Wow! And there are people who think this man should be president? In charge of our foreign affairs? 

Perhaps the most contentious international policy debate is centered on Israel’s right to exist along with the viability and border adjustments of a two-state solution of Israel and Palestine. What makes those issues so difficult is that Israelis and Palestinians do not agree among themselves on either proposition. Which brings me to a sorry state of affairs when it comes to internal disputes.

It is commonly thought that any Palestinian who openly advocates peace with Israel including territorial concessions would wind up with a bulls-eye on his or her  back, and front, and head. Such is the state of public discourse among the Palestinians.

Sadly, the same may be said, if not literally then figuratively, about Israelis and many of their American sympathizers. We just recently commemorated the 20th anniversary of the assassination of Yitzhak Rabin, the prime minister murdered by a right winger because Rabin sought to make peace accompanied with a withdrawal from parts of the West Bank territory captured during the Six Day War. 

Now a vocal fringe in the Israel-can-do-no-wrong camp, inside and outside Israel, has assumed only they know what’s best for Israel and that anyone who disagrees with their vision is a traitor and worthy of public disparagement that is, or borders on, slander. 

I don’t have a solution to the Palestinian question but I have yet to hear a cogent and sustainable answer to the question of what Israel should do about the 1.3 million Palestinians under its control. Should they be expelled? Exterminated? Left to live as a conquered people with no rights to or hope of self-determination? 

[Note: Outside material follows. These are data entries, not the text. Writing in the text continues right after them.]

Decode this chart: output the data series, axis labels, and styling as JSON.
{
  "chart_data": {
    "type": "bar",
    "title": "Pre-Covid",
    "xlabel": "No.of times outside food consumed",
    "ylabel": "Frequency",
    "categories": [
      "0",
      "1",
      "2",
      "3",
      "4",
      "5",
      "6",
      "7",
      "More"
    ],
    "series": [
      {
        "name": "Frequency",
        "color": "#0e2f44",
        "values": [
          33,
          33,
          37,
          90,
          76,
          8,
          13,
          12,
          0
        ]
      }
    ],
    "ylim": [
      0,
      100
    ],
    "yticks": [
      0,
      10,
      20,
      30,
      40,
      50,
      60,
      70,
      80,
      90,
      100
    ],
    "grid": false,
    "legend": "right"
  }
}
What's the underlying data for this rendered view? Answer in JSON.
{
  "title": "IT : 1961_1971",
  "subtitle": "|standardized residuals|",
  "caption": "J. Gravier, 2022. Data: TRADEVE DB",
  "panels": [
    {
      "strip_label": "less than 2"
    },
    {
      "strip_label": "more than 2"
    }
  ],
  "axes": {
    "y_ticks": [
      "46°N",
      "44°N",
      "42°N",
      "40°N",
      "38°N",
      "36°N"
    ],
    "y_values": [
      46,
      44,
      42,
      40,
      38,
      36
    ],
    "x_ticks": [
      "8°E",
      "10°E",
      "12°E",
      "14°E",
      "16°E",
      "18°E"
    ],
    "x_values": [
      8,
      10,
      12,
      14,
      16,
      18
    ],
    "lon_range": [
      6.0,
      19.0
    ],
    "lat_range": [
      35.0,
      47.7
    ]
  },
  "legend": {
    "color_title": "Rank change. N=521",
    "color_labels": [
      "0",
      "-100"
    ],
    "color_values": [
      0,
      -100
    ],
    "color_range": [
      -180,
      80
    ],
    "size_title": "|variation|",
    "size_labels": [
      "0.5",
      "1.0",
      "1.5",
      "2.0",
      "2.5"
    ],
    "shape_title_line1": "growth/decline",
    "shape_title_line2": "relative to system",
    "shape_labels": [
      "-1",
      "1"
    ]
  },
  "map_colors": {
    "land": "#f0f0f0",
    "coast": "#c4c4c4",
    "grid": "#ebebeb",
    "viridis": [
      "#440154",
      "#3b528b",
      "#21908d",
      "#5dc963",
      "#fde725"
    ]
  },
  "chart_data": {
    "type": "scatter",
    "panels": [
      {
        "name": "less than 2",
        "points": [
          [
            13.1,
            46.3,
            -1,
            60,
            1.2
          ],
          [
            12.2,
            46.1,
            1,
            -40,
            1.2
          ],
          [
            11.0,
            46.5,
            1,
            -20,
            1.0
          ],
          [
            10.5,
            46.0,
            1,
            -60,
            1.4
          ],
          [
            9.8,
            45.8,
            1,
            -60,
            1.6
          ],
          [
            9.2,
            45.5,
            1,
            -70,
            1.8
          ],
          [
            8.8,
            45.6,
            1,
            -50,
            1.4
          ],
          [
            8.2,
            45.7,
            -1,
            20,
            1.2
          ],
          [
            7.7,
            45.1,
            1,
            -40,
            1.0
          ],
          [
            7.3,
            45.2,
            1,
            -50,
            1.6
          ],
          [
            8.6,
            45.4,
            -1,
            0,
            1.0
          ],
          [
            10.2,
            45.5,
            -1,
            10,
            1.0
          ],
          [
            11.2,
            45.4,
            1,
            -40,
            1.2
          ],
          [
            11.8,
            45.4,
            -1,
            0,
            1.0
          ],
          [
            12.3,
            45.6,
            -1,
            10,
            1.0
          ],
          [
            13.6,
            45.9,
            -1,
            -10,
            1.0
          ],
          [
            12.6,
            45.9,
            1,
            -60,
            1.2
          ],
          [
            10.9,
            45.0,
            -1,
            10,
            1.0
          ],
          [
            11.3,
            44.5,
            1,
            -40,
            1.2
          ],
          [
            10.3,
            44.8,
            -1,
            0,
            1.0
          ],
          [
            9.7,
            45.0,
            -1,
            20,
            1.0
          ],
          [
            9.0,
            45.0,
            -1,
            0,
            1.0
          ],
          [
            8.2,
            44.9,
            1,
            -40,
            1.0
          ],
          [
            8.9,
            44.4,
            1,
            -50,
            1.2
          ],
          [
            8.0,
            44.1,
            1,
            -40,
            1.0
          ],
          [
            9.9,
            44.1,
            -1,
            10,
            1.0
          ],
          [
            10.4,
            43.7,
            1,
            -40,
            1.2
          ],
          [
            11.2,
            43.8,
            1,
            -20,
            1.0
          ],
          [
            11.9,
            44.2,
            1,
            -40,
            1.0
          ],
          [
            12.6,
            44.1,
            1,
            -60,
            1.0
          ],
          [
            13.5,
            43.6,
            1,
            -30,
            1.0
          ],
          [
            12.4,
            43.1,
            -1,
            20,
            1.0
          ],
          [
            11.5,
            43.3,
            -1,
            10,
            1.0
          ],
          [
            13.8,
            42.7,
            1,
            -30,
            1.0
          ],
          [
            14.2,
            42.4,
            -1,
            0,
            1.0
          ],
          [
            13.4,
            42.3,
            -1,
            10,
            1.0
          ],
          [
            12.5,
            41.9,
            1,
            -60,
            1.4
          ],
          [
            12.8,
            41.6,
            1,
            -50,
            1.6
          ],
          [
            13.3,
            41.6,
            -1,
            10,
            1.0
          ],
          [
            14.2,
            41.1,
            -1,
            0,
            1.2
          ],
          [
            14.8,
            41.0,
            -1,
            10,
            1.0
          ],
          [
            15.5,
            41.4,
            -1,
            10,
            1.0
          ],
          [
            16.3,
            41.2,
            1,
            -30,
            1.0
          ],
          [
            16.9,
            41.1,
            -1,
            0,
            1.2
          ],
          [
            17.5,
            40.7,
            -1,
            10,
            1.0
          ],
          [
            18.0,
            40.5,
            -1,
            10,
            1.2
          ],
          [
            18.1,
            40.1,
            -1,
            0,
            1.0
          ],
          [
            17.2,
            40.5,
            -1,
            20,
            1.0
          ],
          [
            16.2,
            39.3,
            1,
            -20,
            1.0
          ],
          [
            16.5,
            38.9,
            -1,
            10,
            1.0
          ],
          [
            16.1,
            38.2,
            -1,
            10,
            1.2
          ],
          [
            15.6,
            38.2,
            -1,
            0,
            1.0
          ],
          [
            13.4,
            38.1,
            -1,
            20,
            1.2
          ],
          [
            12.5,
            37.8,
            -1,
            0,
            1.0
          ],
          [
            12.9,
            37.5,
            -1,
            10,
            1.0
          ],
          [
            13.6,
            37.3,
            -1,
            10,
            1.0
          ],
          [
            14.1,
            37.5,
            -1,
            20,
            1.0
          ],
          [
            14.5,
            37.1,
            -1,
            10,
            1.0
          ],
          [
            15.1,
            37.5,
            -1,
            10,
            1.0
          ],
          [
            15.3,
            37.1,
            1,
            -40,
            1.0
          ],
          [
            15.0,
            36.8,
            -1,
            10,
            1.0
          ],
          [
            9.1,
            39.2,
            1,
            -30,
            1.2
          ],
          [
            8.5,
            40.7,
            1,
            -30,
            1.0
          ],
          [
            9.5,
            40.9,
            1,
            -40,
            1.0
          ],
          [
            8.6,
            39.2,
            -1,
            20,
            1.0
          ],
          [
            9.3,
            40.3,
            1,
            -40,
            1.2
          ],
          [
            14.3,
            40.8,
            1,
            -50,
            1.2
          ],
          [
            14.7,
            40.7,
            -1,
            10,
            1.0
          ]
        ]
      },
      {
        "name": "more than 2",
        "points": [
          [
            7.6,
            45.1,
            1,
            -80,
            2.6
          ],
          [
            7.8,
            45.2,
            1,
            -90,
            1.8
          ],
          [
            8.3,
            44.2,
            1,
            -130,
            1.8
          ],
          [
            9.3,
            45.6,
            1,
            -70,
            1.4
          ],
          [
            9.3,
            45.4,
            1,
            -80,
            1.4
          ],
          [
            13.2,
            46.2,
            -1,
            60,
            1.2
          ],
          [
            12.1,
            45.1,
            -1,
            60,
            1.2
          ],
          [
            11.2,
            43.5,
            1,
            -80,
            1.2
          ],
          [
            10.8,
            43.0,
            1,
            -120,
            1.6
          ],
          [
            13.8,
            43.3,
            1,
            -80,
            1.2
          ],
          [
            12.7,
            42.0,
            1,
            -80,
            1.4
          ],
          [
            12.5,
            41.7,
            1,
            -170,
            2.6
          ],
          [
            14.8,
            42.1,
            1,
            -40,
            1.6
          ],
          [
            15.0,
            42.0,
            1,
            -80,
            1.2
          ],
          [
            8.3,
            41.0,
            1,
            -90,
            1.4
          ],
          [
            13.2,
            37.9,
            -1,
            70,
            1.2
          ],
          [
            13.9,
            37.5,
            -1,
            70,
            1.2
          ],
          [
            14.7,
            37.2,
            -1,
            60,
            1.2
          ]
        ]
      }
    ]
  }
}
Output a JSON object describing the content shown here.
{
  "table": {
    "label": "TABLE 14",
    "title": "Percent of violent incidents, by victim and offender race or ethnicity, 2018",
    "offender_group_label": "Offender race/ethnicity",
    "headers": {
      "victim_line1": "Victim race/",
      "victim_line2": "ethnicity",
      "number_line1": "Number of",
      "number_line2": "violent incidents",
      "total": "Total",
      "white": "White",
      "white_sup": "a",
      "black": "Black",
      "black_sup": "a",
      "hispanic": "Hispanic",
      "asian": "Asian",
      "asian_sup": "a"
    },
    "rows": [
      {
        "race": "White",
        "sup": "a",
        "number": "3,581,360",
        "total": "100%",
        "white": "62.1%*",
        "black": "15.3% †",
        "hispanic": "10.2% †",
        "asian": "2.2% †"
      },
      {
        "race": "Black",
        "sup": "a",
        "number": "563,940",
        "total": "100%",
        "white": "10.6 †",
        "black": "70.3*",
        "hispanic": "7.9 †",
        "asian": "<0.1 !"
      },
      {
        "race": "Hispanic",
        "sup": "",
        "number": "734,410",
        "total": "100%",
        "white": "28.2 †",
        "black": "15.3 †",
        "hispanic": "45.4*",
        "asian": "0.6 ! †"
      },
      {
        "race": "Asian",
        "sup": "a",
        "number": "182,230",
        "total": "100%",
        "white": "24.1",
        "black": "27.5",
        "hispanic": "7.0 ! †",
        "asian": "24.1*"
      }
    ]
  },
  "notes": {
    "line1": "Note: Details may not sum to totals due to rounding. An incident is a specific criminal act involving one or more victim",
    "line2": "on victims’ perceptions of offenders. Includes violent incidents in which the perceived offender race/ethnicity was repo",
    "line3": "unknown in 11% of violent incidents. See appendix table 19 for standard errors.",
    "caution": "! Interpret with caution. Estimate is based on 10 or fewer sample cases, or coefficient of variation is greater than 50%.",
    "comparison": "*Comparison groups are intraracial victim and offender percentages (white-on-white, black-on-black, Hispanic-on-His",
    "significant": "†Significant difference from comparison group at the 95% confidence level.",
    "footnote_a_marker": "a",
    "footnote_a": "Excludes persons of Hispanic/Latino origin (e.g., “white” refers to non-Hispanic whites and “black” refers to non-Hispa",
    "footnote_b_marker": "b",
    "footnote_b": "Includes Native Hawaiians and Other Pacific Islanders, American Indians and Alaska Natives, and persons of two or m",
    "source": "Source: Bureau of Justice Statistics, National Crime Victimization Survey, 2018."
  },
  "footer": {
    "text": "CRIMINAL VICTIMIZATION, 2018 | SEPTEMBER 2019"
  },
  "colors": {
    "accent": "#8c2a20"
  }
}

Of course, courageous Palestinian leadership needs to come forward before Israel can make equally courageous accommodations. Any peace-loving person has to hope it is not too late for such a reality to transpire. In the present climate of jihad on the one side and distemper on the other, it is difficult to visualize a breakthrough in the short term. But one can always hope.


And Now a Word from Our Sponsors: How bad was this back-to-back advertising placement?  

While watching the Sunday night football game an ad from Subway was immediately followed by a spot featuring a “Jared” from the Carolina Panthers, (Jared Allen) extolling the NFL with the line “football is family.” This Jared ad ran just two days after another guy named Jared, Jared Fogle, the long-time spokesperson of Subway, was sentenced to no less than 15 years in prison for child pornography and crossing state lines to pay for sex with minors.

If I worked for Subway or the NFL I’d demand a make-good.